今回は「ダニエル電池」について解説していきます。

「ダニエル電池」は、1836年にダニエルによって考案された電池で、長い歴史を持つ。この電池は、ボルタ電池の改良版とも言えるぞ。ボルタ電池と同じで、ダニエル電池の構造は比較的単純です。ゆえに、電池の理解を深めるには、もってこいの教材でしょう。ぜひ、この機会に「ダニエル電池」について学んでくれ。

エネルギー工学、環境工学を専攻している理系学生ライターの通りすがりのぺんぎん船長と一緒に解説していきます。

ライター/通りすがりのペンギン船長

現役理系大学生。エネルギー工学、環境工学を専攻している。これらの学問への興味は人一倍強い。中学時代に、DIYで太陽光発電装置を製作するために、独学で電気工事士第二種という資格を取得してしまうほど熱い思いがある。

電池について

image by PIXTA / 50856130

まずは、電池とは一体何なのかを考えてみましょう。

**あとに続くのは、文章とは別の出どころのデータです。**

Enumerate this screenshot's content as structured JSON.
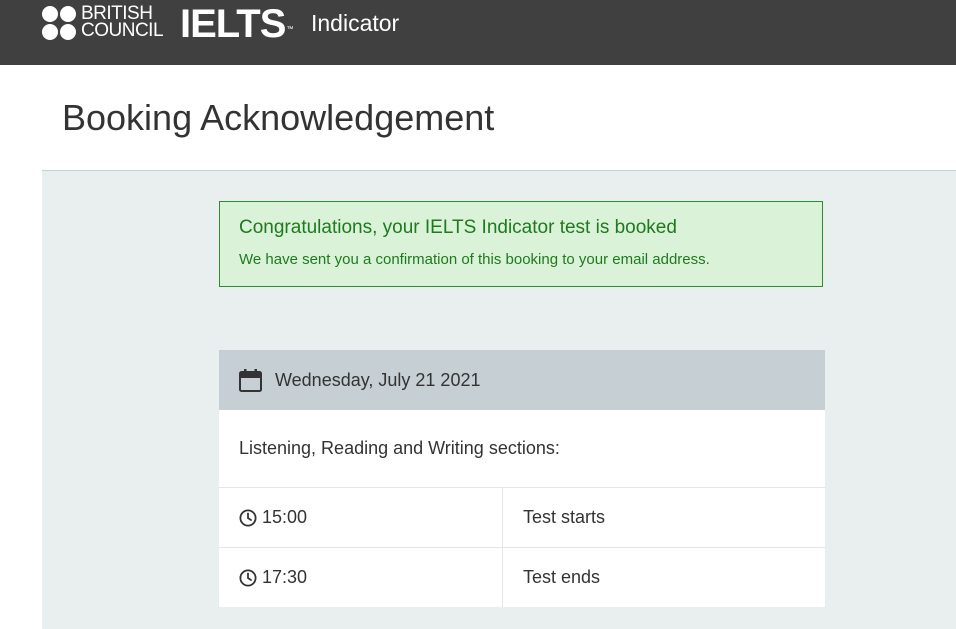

電池は、化学エネルギーを電気エネルギーに変換する装置です。最も身近な電池は、マンガン乾電池アルカリマンガン乾電池ですよね。これらは、家電製品のリモコンや動くおもちゃなどの電源として用いられています。今紹介した乾電池は一度放電すると、使えなくなってしまう電池ですから、一次電池です。

一方、充電することで、繰り返し使用できる二次電池もあります。スマートフォンやノートパソコンのバッテリーに使用されているリチウムイオン電池は、二次電池ですね

今回紹介するダニエル電池は、これらの電池が誕生する前に考案された原始的な一次電池です。構造が単純なダニエル電池は、電池の基本を学ぶ教材として、頻繁に取りあげられます。この記事では、ダニエル電池の仕組みを深堀りしていきますね。

ボルタ電池とは?

ボルタ電池とは?

image by Study-Z編集部

早速、ダニエル電池の解説に移りたいところですが、その前にボルタ電池の仕組みを復習しましょう。ボルタ電池の仕組みを理解していると、ダニエル電池についての学習がスムーズに進むからです。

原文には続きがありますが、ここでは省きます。